Example 5: Combined with Groups
python
import re
text = "Colors: red, blue, green, yellow, purple, orange"
# Match specific color categories using groups
pattern = r"(red|blue|green)|(yellow|orange)|(purple|pink|brown)"
matches = re.findall(pattern, text)
print("Color matches:", matches)
# Output: [('red', '', ''), ('blue', '', ''), ('green', '', ''), ('', 'yellow', ''), ('', '', 'purple'), ('', 'orange', '')]
Explanation: Uses groups to categorize colors. Each tuple shows which alternative was matched.
Example 6: Case Insensitive Matching
python
import re
text = "The Quick Brown Fox jumps over the Lazy Dog"
# Match different case variations
pattern = r"quick|Quick|QUICK"
matches = re.findall(pattern, text)
print("Case variations:", matches)
# Output: ['Quick']
# Better approach with flags
matches = re.findall(r"quick", text, re.IGNORECASE)

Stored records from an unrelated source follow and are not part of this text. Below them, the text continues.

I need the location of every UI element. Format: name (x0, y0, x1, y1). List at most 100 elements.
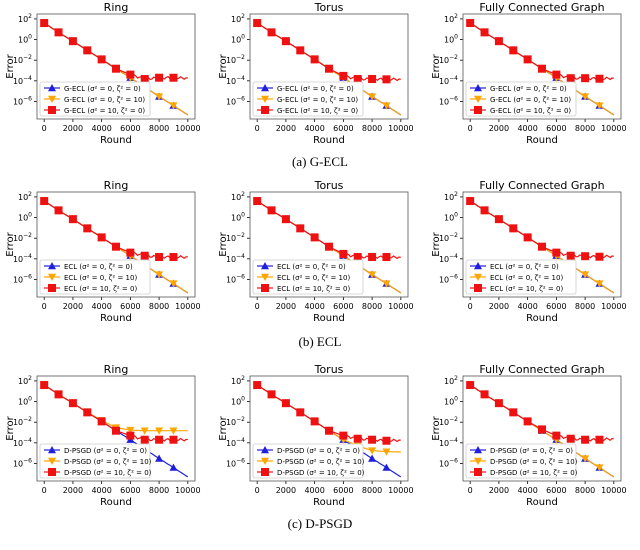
legend-label: D-PSGD (σ² = 10, ζ² = 0) (490, 469, 578, 477)
legend-marker (474, 262, 482, 270)
data-point (382, 75, 391, 84)
legend-label: D-PSGD (σ² = 0, ζ² = 0) (490, 447, 573, 455)
legend-marker (48, 457, 56, 465)
data-point (368, 93, 377, 101)
y-tick-label: 10−2 (13, 232, 32, 243)
data-point (253, 197, 262, 206)
legend-label: ECL (σ² = 0, ζ² = 10) (490, 274, 563, 282)
data-point (382, 102, 391, 110)
legend-marker (48, 284, 56, 292)
legend-marker (474, 273, 482, 281)
x-tick-label: 6000 (546, 124, 566, 133)
x-axis-label: Round (100, 497, 132, 508)
legend-label: G-ECL (σ² = 0, ζ² = 0) (64, 85, 141, 93)
x-axis-label: Round (526, 135, 558, 146)
data-point (538, 425, 546, 434)
x-tick-label: 4000 (304, 124, 324, 133)
chart-dpsgd-torus: Torus 102 100 10−2 10−4 10−6 0 2000 4000 6000 8000… (213, 362, 427, 512)
x-tick-label: 2000 (489, 486, 509, 495)
data-point (40, 197, 49, 206)
data-point (382, 253, 391, 262)
data-point (509, 46, 518, 55)
y-tick-label: 100 (231, 212, 245, 223)
y-tick-label: 102 (18, 191, 32, 202)
data-point (155, 73, 164, 82)
data-point (595, 280, 604, 288)
y-tick-label: 10−4 (13, 253, 32, 264)
x-tick-label: 6000 (546, 302, 566, 311)
legend-label: D-PSGD (σ² = 0, ζ² = 10) (277, 458, 365, 466)
data-point (296, 46, 305, 55)
y-tick-label: 10−4 (13, 75, 32, 86)
plot-frame (249, 375, 409, 482)
x-tick-label: 8000 (149, 124, 169, 133)
data-point (296, 224, 305, 233)
x-tick-label: 6000 (333, 124, 353, 133)
y-tick-label: 102 (18, 13, 32, 24)
data-point (54, 390, 63, 399)
data-point (382, 436, 391, 445)
x-tick-label: 4000 (304, 486, 324, 495)
legend-box (39, 81, 151, 117)
data-point (169, 427, 178, 435)
data-point (54, 28, 63, 37)
y-tick-label: 10−4 (13, 437, 32, 448)
legend-label: G-ECL (σ² = 0, ζ² = 0) (277, 85, 354, 93)
data-point (466, 381, 475, 390)
y-tick-label: 100 (231, 396, 245, 407)
caption-gecl: (a) G-ECL (292, 154, 348, 169)
legend-label: ECL (σ² = 0, ζ² = 0) (64, 263, 133, 271)
y-tick-label: 10−6 (439, 457, 458, 468)
x-tick-label: 8000 (575, 486, 595, 495)
x-tick-label: 0 (255, 486, 260, 495)
chart-title: Fully Connected Graph (479, 179, 604, 192)
data-point (595, 74, 604, 83)
data-point (494, 399, 503, 408)
legend-label: ECL (σ² = 10, ζ² = 0) (64, 285, 137, 293)
plot-frame (249, 191, 409, 298)
data-point (581, 455, 590, 463)
y-tick-label: 10−4 (439, 75, 458, 86)
x-tick-label: 10000 (388, 124, 413, 133)
legend-marker (474, 106, 482, 114)
legend-marker (261, 262, 269, 270)
y-tick-label: 102 (231, 375, 245, 386)
data-point (538, 242, 546, 251)
x-tick-label: 10000 (601, 302, 626, 311)
legend-box (39, 259, 151, 295)
data-point (382, 463, 391, 471)
data-point (169, 253, 178, 262)
data-point (552, 431, 561, 440)
data-point (267, 206, 276, 215)
legend-label: ECL (σ² = 10, ζ² = 0) (277, 285, 350, 293)
data-point (253, 19, 262, 28)
legend: G-ECL (σ² = 0, ζ² = 0) G-ECL (σ² = 0, ζ² … (465, 81, 577, 117)
data-point (310, 233, 319, 242)
caption-ecl: (b) ECL (298, 334, 342, 349)
y-tick-label: 102 (444, 13, 458, 24)
legend-box (252, 443, 364, 479)
y-axis-label: Error (431, 415, 442, 440)
y-tick-label: 100 (444, 212, 458, 223)
chart-title: Ring (104, 179, 129, 192)
chart-ecl-ring: Ring 102 100 10−2 10−4 10−6 0 2000 4000 6000 8000 1… (0, 178, 214, 328)
chart-title: Torus (314, 363, 344, 376)
data-point (339, 249, 348, 258)
data-point (538, 64, 546, 73)
chart-gecl-torus: Torus 102 100 10−2 10−4 10−6 0 2000 4000 6000 8000… (213, 0, 427, 150)
y-tick-label: 10−2 (439, 416, 458, 427)
y-tick-label: 10−4 (226, 75, 245, 86)
legend: D-PSGD (σ² = 0, ζ² = 0) D-PSGD (σ² = 0, ζ… (465, 443, 578, 479)
y-tick-label: 10−6 (226, 95, 245, 106)
legend: ECL (σ² = 0, ζ² = 0) ECL (σ² = 0, ζ² = 10… (465, 259, 577, 295)
x-tick-label: 8000 (362, 124, 382, 133)
legend-marker (261, 468, 269, 476)
data-point (310, 417, 319, 426)
data-point (494, 37, 503, 46)
chart-ecl-torus: Torus 102 100 10−2 10−4 10−6 0 2000 4000 6000 8000… (213, 178, 427, 328)
x-tick-label: 4000 (91, 302, 111, 311)
legend-marker (48, 84, 56, 92)
chart-svg: Torus 102 100 10−2 10−4 10−6 0 2000 4000 6000 8000… (218, 363, 414, 508)
y-tick-label: 10−6 (226, 273, 245, 284)
data-point (169, 102, 178, 110)
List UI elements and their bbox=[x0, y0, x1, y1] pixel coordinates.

print("Case insensitive:", matches)
# Output: ['Quick']
Important Notes:
- Order matters: The regex engine tries alternatives from left to right
- Use parentheses for clarity:
(cat|dog)vscat|dog - Works with complex patterns: You can use
|with any regex pattern - First match wins: If multiple alternatives could match, the first one is chosen
python
# Example showing order matters
text = "catalog"
pattern1 = r"cat|category|catalog"
pattern2 = r"catalog|category|cat"
matches1 = re.findall(pattern1, text) # ['cat']
matches2 = re.findall(pattern2, text) # ['catalog']
print("Pattern1:", matches1)
print("Pattern2:", matches2)
The pipe | is extremely useful for creating flexible patterns that can handle multiple variations of the same concept!